Pnina Meghnagi Soloman was born in 1949 in Tripoli, Libya. In 1967, with the break out of Israel’s Six-Day War, Pnina was one day suddenly instructed to leave school and go home. The radio had been announcing that there was a war in Israel, and Libyans turned their rage towards Israel against their fellow Jewish Libyan citizens. Due to the dangers of being Jewish, Pnina went into hiding, and relied on her neighbors to bring her family kosher food.

One day, a crowd armed with machetes descended on her neighborhood looking for the Jews. Her local Sheikh came out on the street and told the crowd “mafich Yehud, no Jews here.” The Sheikh’s lie caused the mob to leave, saving the lives of the Jews still hiding throughout the neighborhood.

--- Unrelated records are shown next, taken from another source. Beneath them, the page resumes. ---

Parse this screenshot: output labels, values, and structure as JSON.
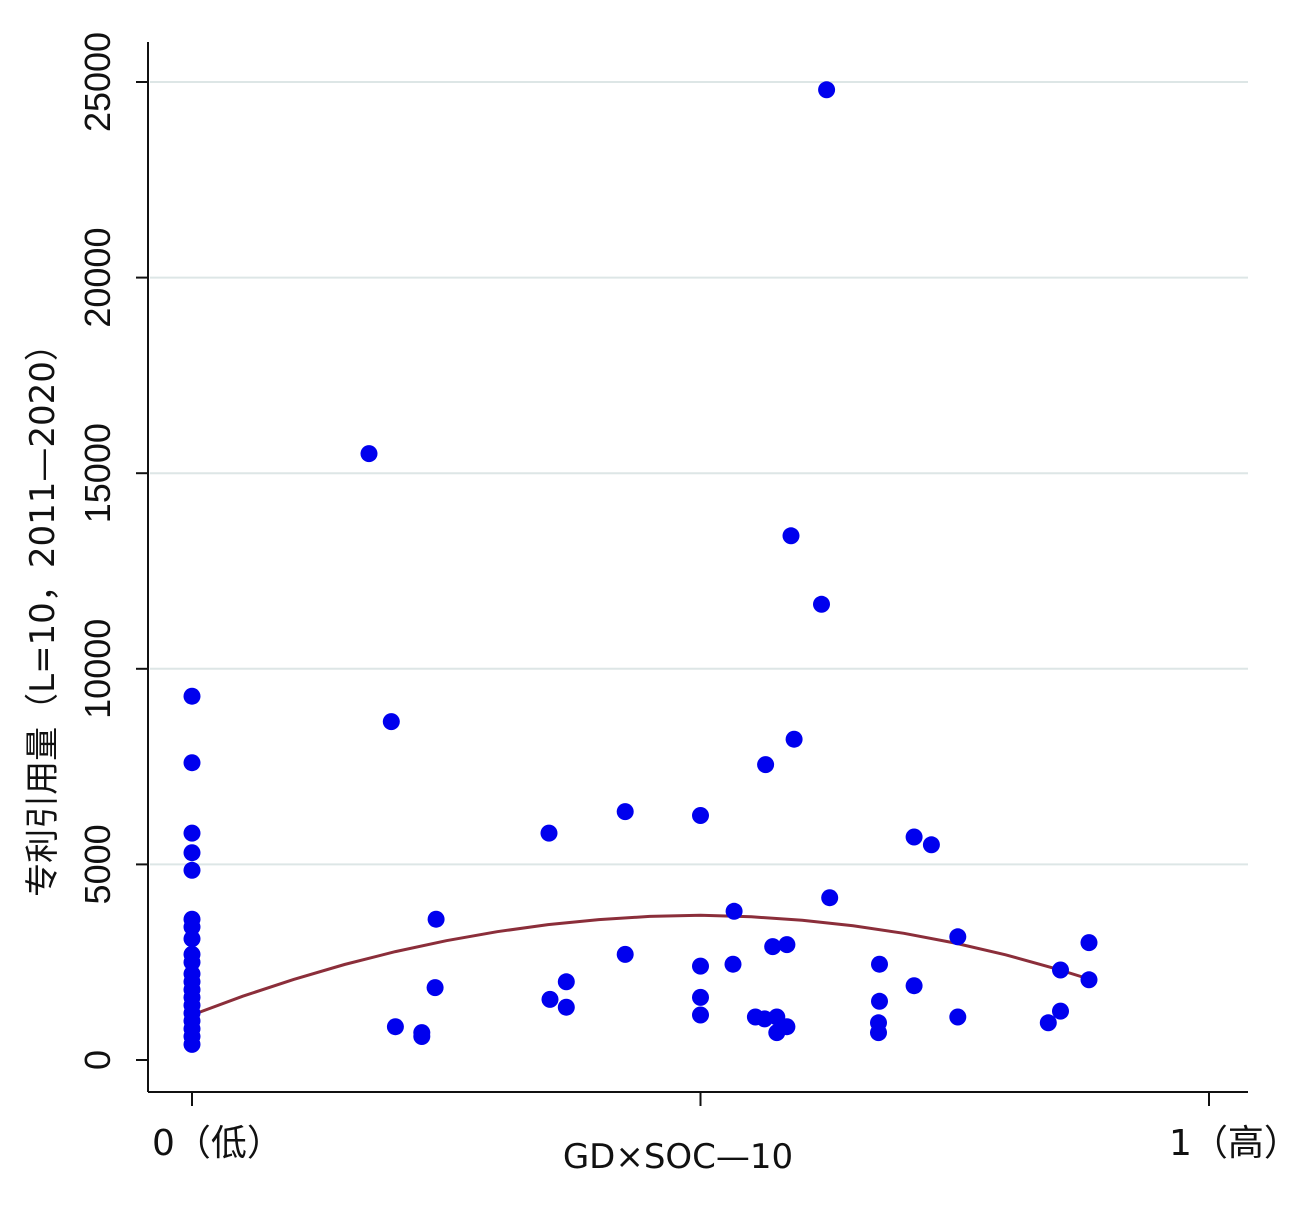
{
  "chart_data": {
    "type": "scatter",
    "xlabel": "GD×SOC—10",
    "ylabel": "专利引用量（L=10，2011—2020）",
    "xlim": [
      0,
      1
    ],
    "ylim": [
      0,
      25000
    ],
    "x_ticks": [
      {
        "value": 0,
        "label": "0（低）"
      },
      {
        "value": 0.5,
        "label": ""
      },
      {
        "value": 1,
        "label": "1（高）"
      }
    ],
    "y_ticks": [
      {
        "value": 0,
        "label": "0"
      },
      {
        "value": 5000,
        "label": "5000"
      },
      {
        "value": 10000,
        "label": "10000"
      },
      {
        "value": 15000,
        "label": "15000"
      },
      {
        "value": 20000,
        "label": "20000"
      },
      {
        "value": 25000,
        "label": "25000"
      }
    ],
    "grid": "horizontal",
    "colors": {
      "points": "#0000ee",
      "fit": "#8b2e3a",
      "grid": "#dde6e6",
      "axis": "#111111"
    },
    "series": [
      {
        "type": "scatter",
        "points": [
          [
            0.0,
            9300
          ],
          [
            0.0,
            7600
          ],
          [
            0.0,
            5800
          ],
          [
            0.0,
            5300
          ],
          [
            0.0,
            4850
          ],
          [
            0.0,
            3600
          ],
          [
            0.0,
            3400
          ],
          [
            0.0,
            3100
          ],
          [
            0.0,
            2700
          ],
          [
            0.0,
            2500
          ],
          [
            0.0,
            2200
          ],
          [
            0.0,
            2000
          ],
          [
            0.0,
            1800
          ],
          [
            0.0,
            1600
          ],
          [
            0.0,
            1400
          ],
          [
            0.0,
            1200
          ],
          [
            0.0,
            1000
          ],
          [
            0.0,
            800
          ],
          [
            0.0,
            600
          ],
          [
            0.0,
            400
          ],
          [
            0.174,
            15500
          ],
          [
            0.196,
            8650
          ],
          [
            0.2,
            850
          ],
          [
            0.226,
            700
          ],
          [
            0.226,
            600
          ],
          [
            0.24,
            3600
          ],
          [
            0.239,
            1850
          ],
          [
            0.351,
            5800
          ],
          [
            0.352,
            1550
          ],
          [
            0.368,
            2000
          ],
          [
            0.368,
            1350
          ],
          [
            0.426,
            6350
          ],
          [
            0.426,
            2700
          ],
          [
            0.5,
            6250
          ],
          [
            0.5,
            2400
          ],
          [
            0.5,
            1600
          ],
          [
            0.5,
            1150
          ],
          [
            0.533,
            3800
          ],
          [
            0.532,
            2450
          ],
          [
            0.554,
            1100
          ],
          [
            0.563,
            1050
          ],
          [
            0.564,
            7550
          ],
          [
            0.571,
            2900
          ],
          [
            0.575,
            1100
          ],
          [
            0.575,
            700
          ],
          [
            0.585,
            2950
          ],
          [
            0.585,
            850
          ],
          [
            0.589,
            13400
          ],
          [
            0.592,
            8200
          ],
          [
            0.619,
            11650
          ],
          [
            0.624,
            24800
          ],
          [
            0.627,
            4150
          ],
          [
            0.676,
            2450
          ],
          [
            0.676,
            1500
          ],
          [
            0.675,
            950
          ],
          [
            0.675,
            700
          ],
          [
            0.71,
            5700
          ],
          [
            0.71,
            1900
          ],
          [
            0.727,
            5500
          ],
          [
            0.753,
            3150
          ],
          [
            0.753,
            1100
          ],
          [
            0.842,
            950
          ],
          [
            0.854,
            2300
          ],
          [
            0.854,
            1250
          ],
          [
            0.882,
            3000
          ],
          [
            0.882,
            2050
          ]
        ]
      },
      {
        "type": "line",
        "name": "",
        "x": [
          0.0,
          0.05,
          0.1,
          0.15,
          0.2,
          0.25,
          0.3,
          0.35,
          0.4,
          0.45,
          0.5,
          0.55,
          0.6,
          0.65,
          0.7,
          0.75,
          0.8,
          0.85,
          0.882
        ],
        "y": [
          1150,
          1630,
          2060,
          2440,
          2770,
          3050,
          3280,
          3460,
          3590,
          3670,
          3700,
          3660,
          3570,
          3430,
          3240,
          2990,
          2690,
          2330,
          2070
        ]
      }
    ]
  }
}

Eventually, the government gave Jewish citizens an ultimatum: Either live in a government-run camp, or leave the country and relinquish Libyan citizenship. With those options at hand, Pnina’s mother chose to immigrate to Italy. On June 30th, 1967 at 4:30am a government-issued Jeep came and took the family to the airport with only one suitcase and 20 Libyan Sterling.

Leaving Libya shattered the dynamic in Pnina’s family. Pnina was the oldest in a family of five children, and served as a second caretaker to her siblings after her grandmother had moved to Israel in 1951. Pnina’s mother decided it would be better for the older children to get out of the refugee camp and settle into a normal life in Italy. As a result, the older children learned to speak Italian and not Hebrew, and the younger children learned to speak Hebrew and not Italian. With a new language gap to overcome, the family eventually learned to communicate with one another using in Judeo-Arabic.